After we recognize the purpose is to care for one another, regardless of who provides the care, we are liberated to change our expectations. When we call the caring aspect of being church together “pastoral care,” then of course we expect the pastor to be the care provider. Why should anyone else do what clearly belongs to the pastor; what is part of the pastor’s role and calling? The pastor’s title is right there in the name of this activity. Over time I’ve shifted from calling this “pastoral care” to “member care,” and then “disciple care.” When we talk about the “disciple care” ministry of our church, expectations are shaped very differently, opening the door for more expansive ministry.


Step Three – Form and activate your disciple care team

Most churches have some form of a disciple care team already functioning (the casserole brigade perhaps). So for many, they are not starting from scratch. At the same time, training is often needed to help those who are called to serve in this way to get up to speed. There are many great disciple care systems available, while some churches create their own. The pastor then becomes part of the disciple care team, along with trained and ready disciples. A church with a strong disciple care team is a far more caring church than a church with a single provider care system (pastor only).


Step Four – Refocus the role of the pastor

This shift provides a great opportunity for your pastor and leaders to consider the role of the pastor in your church.
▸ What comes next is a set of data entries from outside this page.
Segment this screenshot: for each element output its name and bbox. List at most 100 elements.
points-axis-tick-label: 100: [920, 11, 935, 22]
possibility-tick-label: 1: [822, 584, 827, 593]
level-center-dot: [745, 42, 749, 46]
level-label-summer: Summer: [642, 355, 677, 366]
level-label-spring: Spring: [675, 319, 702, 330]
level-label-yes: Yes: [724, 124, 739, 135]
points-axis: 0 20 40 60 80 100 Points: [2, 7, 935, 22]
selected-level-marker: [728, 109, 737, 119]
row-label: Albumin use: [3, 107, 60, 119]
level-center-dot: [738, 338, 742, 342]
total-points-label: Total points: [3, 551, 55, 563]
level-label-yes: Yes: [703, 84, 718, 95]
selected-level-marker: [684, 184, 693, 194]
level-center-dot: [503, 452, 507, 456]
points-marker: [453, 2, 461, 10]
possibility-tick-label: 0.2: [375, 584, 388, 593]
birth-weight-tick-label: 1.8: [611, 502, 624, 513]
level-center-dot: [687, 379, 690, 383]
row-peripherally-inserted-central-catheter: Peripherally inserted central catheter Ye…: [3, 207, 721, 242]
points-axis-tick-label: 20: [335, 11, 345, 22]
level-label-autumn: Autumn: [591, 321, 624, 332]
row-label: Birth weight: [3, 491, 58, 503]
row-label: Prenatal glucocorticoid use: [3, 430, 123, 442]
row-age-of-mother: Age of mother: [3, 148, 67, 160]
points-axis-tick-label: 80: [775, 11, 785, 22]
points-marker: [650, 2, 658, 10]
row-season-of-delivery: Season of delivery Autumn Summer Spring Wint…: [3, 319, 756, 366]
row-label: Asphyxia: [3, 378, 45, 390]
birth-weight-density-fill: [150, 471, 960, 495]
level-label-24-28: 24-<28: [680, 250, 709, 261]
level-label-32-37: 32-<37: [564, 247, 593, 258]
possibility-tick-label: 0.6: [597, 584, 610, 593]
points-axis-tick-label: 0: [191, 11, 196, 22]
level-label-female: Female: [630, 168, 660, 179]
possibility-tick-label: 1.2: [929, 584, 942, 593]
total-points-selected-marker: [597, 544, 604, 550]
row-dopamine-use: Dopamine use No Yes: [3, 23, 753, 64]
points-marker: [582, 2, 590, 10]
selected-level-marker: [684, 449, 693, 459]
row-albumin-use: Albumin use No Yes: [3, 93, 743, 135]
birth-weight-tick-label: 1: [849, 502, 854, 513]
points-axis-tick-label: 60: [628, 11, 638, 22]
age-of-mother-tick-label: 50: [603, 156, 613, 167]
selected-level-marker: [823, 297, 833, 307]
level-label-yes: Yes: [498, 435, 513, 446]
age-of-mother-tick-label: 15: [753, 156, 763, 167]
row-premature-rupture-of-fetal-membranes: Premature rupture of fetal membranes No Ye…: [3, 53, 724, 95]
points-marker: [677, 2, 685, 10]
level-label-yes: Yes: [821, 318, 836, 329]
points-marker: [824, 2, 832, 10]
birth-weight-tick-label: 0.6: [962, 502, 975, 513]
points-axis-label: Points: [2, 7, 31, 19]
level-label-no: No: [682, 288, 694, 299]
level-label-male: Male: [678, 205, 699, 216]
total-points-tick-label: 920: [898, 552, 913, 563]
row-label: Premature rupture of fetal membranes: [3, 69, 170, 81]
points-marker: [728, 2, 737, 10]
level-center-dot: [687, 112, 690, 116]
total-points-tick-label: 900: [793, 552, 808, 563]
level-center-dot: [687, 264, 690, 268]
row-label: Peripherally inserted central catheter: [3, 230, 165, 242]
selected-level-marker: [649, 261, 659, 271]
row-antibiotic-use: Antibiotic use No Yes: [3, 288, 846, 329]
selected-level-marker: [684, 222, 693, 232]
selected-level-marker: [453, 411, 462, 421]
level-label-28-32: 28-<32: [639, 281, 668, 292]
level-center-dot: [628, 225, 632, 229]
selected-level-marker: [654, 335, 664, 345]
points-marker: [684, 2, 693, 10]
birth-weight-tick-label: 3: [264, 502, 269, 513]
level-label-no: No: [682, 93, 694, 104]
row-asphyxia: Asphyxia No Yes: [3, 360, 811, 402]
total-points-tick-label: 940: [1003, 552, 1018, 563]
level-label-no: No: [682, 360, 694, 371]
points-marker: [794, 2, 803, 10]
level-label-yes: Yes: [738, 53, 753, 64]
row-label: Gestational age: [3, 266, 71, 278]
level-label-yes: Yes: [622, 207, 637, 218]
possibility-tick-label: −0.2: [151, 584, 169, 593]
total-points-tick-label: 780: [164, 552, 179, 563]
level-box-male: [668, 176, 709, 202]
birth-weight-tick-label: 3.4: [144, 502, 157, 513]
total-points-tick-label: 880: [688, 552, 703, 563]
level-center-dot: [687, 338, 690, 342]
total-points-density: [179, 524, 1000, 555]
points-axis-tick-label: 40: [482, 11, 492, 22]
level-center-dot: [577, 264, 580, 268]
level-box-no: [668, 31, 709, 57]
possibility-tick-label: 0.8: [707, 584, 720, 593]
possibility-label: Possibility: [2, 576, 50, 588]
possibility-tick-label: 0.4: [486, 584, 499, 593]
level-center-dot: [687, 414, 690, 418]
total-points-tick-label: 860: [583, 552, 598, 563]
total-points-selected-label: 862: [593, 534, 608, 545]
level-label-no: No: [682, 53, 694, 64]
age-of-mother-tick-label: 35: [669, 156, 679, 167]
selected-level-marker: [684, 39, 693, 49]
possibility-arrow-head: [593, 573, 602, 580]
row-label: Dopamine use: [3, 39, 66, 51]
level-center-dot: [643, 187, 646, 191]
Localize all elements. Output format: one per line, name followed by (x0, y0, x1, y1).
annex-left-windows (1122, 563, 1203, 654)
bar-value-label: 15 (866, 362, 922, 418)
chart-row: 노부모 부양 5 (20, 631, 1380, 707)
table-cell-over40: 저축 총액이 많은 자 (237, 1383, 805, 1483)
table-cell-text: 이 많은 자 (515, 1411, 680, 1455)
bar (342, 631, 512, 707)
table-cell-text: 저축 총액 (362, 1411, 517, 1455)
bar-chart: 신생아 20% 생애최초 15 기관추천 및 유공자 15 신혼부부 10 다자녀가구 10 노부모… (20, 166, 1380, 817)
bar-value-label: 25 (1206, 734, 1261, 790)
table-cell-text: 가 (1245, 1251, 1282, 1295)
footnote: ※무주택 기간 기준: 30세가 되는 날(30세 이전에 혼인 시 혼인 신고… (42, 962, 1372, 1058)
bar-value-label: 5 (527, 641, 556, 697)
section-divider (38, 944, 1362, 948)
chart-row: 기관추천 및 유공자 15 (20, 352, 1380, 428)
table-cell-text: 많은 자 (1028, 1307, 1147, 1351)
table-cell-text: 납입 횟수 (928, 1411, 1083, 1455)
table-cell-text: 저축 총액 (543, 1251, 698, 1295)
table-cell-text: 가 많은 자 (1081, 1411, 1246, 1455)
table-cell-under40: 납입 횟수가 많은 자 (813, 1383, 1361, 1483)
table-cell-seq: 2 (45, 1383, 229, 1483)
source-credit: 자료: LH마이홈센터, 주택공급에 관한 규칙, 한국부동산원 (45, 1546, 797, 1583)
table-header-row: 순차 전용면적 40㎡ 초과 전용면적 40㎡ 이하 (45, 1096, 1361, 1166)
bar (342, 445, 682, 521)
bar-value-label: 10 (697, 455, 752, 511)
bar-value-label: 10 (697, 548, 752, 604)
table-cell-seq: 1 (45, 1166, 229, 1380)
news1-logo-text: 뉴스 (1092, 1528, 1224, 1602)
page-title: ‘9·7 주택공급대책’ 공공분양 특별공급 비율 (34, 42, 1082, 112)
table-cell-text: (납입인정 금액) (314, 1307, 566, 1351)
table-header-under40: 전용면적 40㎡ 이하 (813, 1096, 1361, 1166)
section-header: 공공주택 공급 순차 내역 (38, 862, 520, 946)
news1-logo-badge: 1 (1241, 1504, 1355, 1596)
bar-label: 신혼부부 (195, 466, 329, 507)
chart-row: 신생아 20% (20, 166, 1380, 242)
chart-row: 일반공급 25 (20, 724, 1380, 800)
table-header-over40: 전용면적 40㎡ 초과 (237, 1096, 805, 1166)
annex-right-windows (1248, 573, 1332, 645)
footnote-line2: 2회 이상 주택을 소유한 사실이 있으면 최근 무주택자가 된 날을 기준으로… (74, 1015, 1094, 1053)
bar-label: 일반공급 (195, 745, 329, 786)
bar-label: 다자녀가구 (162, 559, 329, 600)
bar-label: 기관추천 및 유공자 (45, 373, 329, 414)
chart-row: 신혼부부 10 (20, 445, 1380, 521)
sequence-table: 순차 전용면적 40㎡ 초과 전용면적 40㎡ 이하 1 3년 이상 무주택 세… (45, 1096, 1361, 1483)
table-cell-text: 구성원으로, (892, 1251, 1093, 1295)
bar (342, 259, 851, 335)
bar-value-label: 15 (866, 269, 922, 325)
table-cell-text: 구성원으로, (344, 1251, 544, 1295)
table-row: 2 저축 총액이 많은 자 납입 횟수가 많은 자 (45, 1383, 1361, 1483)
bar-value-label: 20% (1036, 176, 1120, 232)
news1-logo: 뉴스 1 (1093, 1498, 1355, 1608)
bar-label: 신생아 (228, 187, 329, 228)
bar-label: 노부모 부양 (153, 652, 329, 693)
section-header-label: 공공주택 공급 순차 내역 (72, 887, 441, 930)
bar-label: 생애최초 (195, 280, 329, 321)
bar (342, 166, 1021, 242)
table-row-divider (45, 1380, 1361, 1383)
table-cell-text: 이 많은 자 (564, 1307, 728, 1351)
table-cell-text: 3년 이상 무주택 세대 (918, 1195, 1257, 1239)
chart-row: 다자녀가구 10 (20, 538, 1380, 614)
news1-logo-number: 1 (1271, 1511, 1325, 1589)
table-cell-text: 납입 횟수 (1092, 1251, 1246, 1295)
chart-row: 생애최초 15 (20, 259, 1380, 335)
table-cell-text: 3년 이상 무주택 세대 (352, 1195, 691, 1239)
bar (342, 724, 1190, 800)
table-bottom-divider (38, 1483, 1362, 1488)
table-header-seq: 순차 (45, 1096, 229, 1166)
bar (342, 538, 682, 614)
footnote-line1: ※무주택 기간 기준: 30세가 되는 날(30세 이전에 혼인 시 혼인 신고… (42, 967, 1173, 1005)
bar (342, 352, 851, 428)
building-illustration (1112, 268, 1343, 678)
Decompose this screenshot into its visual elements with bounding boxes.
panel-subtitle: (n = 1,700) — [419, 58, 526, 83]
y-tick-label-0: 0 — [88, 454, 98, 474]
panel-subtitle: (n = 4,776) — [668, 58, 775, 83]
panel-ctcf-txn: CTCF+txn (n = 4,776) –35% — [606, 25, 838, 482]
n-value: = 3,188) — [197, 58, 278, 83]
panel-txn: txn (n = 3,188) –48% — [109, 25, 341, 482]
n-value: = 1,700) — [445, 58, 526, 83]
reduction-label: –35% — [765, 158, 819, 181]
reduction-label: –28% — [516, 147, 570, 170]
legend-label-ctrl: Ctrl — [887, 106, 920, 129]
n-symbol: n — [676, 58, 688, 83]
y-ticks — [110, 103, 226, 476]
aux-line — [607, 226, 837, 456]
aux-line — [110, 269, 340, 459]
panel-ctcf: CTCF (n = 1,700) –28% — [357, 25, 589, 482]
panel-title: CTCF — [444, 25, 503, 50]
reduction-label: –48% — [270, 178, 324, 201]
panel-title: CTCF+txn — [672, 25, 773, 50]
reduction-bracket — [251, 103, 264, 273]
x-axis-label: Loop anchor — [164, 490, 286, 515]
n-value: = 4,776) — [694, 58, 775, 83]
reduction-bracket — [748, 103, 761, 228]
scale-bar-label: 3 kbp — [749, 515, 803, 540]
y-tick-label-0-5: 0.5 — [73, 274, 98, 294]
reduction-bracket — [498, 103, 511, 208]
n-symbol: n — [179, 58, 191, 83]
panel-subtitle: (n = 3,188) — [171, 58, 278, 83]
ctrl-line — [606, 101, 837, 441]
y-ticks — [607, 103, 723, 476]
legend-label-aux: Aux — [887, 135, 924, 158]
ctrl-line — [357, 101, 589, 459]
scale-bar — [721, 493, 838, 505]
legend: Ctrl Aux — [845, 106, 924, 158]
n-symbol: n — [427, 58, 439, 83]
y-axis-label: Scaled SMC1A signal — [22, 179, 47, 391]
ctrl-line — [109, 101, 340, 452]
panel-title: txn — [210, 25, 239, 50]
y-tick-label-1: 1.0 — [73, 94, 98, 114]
The best leadership focusing question I know is, “What does this church need from its leadership now in order to take its next steps in mission and ministry?” The answers to this question are different, depending on the season and contextual priorities. Does this church need its pastor out of the office, cultivating community relationships? Does this church need its pastor doing “well visits,” cultivating the disciples in your church who are ready to grow and step out in faith? Does this church need its pastor to invest more time in worship prep and planning? These are great questions to engage regularly. Of course pursuing the answers also means expectations for lay leaders shift as well, given churches are living systems wherein every more influences everyone.


Step Five – Communicate, communicate, communicate

Changing expectations and launching a new approach to being church always involves risk. All along the way, with each of these steps, communicate with everyone and anyone about this change process regarding disciple care. Repeated and exaggerated communication before implementation is a great form of conflict prevention. Even so, some will not understand the changes, reacting negatively when they are cared for by the team rather than by the pastor. When effectively prepared, lay leaders are ready with their response. “Yes, that’s right. The pastor’s role has changed. We have moved to a team model of disciple care in our church. Now our pastor is part of the team, rather than THE care provider.” When lay people responding this way, then much potential conflict is avoided. Besides, we know how much communication in church is enough….about three times more than we think is enough.

 One can easily see how continuing a pastoral care model constrains the capacity of a church to pursue its mission. Churches who do so typically become churches where pastoral care IS their mission, or at least a large part of what they do. Those who move to the team approach to disciple care discover the wonderful gifts for caring of many of their people, while liberating their pastor from constraints which limit missional progress. May we become the free people of God, liberating our churches from constraining church assumption number six.